18 Responses to “Pick-up Lines”

  1. Alex Burgess Says:

    Hmm, you’re right, Sera. I’ve never needed one. And if you need an ice breaker, a decent joke works exactly the same way and carries a little more tact with it.

  2. dandellion Kimban Says:

    Falling in love in SL is a tricky question. I’ll skip thinking about that right now, I’ll just forward this to her.

  3. Seraphine Khorana Says:

    Thanks Dandellion! Falling in love is both easy and tricky. What you get in return often reflects what you contribute.

  4. callie Says:

    That is deep….your topic . Must ponder.
    But as usual.

    GREAT

  5. Seraphine Khorana Says:

    I’ll call you the Ponder Heart, Callie.

  6. Jen Says:

    “baby your feet must be tired cause you’ve been running through my head all day”
    hahha

  7. Seraphine Khorana Says:

    “…you’ve been running through my head all day” implies a certain spaciousness. Doesn’t the echo bother you?
    But… if “baby your feet must be tired” comes with the offer of a foot massage… it might work!
    Thanks Jen!

  8. juliet Says:

    someone :”did it hurt ?”
    me : “what? ”
    someone : “falling from heaven”
    me : *quietly leaving *

    and thanks from the comment ! it really made my day !

    juliet xxx

  9. kaye Says:

    “Are you a parking ticket? Because you have fine written all over you.” I read it somewhere and thought that was gold! If there was ever a girl who heard it though, I’m not sure whether she’d be pleased she got complimented or insulted that she got compared to the terrible parking ticket which everyone hates to get!

  10. Seraphine Khorana Says:

    Hi Kaye. The parking ticket line is fun because “fine” implies some kind of punishment is possible. I wonder how many kisses one has to pay for running a red light?

    And welcome Juliet. I think I’d like the falling from heaven line better on a second or fourth date, as a precursor to a heavenly compliment, as in “You must be from heaven because…”

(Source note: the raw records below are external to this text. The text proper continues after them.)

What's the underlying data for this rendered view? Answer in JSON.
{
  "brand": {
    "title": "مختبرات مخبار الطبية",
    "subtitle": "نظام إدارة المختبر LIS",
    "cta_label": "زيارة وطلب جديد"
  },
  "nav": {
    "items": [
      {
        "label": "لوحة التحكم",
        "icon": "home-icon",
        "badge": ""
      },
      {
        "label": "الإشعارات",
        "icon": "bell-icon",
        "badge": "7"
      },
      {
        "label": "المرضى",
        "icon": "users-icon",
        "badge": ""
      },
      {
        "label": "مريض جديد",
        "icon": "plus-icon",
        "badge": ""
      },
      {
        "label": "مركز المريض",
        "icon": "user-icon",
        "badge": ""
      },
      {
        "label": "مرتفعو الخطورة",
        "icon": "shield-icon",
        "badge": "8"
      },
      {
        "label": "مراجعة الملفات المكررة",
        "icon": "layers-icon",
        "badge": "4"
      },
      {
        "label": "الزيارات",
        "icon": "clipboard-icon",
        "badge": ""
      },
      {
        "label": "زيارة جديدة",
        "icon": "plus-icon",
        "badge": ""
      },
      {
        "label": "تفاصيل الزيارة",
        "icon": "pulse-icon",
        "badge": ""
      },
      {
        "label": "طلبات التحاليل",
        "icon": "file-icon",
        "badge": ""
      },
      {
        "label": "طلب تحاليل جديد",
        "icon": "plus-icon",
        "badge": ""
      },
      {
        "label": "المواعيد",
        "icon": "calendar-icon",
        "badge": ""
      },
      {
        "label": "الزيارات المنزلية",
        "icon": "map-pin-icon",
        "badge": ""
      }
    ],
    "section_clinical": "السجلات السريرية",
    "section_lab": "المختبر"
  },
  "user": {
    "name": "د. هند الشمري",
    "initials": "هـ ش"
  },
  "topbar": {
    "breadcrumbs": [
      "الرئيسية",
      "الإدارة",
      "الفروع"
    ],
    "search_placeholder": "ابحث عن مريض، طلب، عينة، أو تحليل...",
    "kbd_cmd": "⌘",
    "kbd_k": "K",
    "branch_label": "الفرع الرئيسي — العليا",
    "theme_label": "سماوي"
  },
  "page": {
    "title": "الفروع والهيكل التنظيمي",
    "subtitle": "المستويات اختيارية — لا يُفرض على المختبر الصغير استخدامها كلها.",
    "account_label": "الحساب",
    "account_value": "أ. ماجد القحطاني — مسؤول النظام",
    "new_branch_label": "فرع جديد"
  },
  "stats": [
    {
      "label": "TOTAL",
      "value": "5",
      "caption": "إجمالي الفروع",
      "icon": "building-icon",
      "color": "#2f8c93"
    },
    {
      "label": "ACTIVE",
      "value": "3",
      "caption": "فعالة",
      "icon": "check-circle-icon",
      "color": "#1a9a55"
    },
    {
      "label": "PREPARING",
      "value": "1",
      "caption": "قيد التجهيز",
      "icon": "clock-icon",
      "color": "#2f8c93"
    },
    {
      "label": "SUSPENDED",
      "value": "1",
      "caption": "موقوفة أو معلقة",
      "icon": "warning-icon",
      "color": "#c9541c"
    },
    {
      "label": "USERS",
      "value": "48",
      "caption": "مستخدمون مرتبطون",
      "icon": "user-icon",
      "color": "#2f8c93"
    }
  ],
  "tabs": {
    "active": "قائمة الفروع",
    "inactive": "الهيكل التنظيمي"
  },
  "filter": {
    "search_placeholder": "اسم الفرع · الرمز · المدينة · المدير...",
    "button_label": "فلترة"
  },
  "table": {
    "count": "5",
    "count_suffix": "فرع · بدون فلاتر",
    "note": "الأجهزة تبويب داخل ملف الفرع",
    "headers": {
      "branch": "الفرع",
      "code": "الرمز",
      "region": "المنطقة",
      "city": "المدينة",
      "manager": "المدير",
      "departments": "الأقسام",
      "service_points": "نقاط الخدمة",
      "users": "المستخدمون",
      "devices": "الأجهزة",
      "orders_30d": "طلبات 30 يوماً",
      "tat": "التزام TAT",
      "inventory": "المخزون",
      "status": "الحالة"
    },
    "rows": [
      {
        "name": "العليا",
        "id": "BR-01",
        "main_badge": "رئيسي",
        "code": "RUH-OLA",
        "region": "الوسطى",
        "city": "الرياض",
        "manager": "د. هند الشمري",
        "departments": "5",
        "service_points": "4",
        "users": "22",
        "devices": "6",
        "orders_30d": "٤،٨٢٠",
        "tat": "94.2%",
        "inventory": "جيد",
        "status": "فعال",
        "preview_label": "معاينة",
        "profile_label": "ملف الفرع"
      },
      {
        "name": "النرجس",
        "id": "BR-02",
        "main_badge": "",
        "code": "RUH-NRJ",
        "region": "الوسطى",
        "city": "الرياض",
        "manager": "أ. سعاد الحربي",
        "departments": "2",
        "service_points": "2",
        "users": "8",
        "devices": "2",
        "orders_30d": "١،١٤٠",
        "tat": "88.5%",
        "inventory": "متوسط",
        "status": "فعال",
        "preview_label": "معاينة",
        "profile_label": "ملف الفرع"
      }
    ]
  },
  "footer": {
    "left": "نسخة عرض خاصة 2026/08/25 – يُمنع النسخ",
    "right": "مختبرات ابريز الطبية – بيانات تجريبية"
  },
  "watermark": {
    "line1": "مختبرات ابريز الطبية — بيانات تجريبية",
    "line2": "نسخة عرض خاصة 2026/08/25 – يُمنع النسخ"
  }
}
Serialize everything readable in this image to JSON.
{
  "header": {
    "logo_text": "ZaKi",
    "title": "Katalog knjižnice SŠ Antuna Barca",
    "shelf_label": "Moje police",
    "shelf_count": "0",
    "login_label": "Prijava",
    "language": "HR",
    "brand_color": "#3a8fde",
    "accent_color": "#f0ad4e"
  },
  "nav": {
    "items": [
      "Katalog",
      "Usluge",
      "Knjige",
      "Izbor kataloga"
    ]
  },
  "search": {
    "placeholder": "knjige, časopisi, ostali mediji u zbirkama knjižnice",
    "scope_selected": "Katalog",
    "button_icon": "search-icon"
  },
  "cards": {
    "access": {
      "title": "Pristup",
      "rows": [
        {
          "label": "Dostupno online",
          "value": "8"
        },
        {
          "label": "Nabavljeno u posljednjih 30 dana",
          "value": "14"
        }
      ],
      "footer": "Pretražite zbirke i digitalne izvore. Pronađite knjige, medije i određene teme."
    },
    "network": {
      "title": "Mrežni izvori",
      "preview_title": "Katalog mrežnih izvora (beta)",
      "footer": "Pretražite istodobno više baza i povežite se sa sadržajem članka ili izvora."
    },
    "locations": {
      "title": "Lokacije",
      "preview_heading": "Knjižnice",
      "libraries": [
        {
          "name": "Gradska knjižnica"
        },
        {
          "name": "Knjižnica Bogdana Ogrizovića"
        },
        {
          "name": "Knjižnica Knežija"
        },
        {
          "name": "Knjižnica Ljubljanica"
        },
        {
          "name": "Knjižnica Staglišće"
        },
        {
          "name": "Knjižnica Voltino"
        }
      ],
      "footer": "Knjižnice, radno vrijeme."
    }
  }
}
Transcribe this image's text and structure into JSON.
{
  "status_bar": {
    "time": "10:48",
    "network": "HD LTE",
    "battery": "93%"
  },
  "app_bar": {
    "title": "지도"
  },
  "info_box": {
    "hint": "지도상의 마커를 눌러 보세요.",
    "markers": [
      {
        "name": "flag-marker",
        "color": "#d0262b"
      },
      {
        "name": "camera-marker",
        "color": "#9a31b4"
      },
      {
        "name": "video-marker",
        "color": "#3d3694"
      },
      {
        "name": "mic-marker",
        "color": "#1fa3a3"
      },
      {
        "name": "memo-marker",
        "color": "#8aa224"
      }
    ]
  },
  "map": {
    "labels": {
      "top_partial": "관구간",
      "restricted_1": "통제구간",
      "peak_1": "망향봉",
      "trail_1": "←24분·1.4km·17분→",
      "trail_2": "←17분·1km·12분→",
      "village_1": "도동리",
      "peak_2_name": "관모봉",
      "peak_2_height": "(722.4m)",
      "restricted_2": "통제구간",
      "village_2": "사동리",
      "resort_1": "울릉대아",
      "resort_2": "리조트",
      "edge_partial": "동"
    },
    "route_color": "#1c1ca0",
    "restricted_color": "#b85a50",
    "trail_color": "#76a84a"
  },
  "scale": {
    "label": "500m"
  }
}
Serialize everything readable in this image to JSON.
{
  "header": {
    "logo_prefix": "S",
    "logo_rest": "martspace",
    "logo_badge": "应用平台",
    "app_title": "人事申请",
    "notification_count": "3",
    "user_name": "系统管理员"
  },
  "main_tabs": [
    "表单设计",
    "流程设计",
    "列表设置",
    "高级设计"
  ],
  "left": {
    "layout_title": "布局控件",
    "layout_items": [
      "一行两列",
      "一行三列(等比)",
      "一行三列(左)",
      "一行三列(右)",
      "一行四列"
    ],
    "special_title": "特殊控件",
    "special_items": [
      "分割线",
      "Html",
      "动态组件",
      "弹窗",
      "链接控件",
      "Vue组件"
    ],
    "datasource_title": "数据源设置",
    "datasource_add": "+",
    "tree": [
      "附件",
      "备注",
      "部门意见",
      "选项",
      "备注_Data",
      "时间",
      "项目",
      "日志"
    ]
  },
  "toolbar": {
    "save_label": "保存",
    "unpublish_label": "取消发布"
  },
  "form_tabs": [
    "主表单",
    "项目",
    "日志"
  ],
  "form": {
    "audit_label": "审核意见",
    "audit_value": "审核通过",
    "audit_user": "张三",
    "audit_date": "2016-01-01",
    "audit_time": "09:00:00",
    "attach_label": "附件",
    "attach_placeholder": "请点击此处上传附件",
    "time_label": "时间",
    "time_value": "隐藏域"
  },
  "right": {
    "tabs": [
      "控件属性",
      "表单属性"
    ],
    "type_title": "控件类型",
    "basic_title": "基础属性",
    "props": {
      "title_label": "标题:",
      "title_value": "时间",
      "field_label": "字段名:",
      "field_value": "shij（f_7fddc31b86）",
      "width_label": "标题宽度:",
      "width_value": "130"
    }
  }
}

  11. Seraphine Khorana Says:

    Alex. Confidence is a real turn-on. /hugs

  12. CojoinedCows Says:

    “You must be tired ’cause you’ve been running through my mind all night. Screaming.”
    :D Gotta love xkcd.
    Nice comic you got here, seraphine! Very poetic at times. :) Keep on drawing, I’ll keep on reading.

  13. Seraphine Khorana Says:

    Guten Tag CojoinedCows! Thank you. /hugs

  14. Mischief Fairymeadow Says:

    Okay … this one is only for the ladies. Fellers, don’t try this unless you want a face full o’ mace.

    Spot someone you have an interest in. Walk over to them. Bending with the knees … attempt to lift them. Likely this will be unsuccessful and they will respond with a “lady, what in gods name are you doing?”

    Bat your eyelashes and in your sweetest, most innocent voice, state “I’m sorry, I’ve never picked anyone up before - was I not doing it right?”

    Guarantee he’ll be buying you a drink.

  15. Seraphine Khorana Says:

    I wouldn’t expect anything less outrageous from someone named Mischief!
    /hugs

  16. dandellion Kimban Says:

    I’m not an expert in SL flirting at all, but I’m sure I can do better than that.

  17. Seraphine Khorana Says:

    I don’t think there is much difference between flirting in Second Life and Real Life, except in SL, almost everyone looks nice and doesn’t smell. It doesn’t take long, however, to distinguish who smells from who stinks.

  18. gary Says:

    Groucho Marx dating tips - opening lines I’ve never used:

    I could dance with you until the cows come home. On second thought I’d rather dance with the cows until you come home.

    Those are my principles, and if you don’t like them… well, I have others.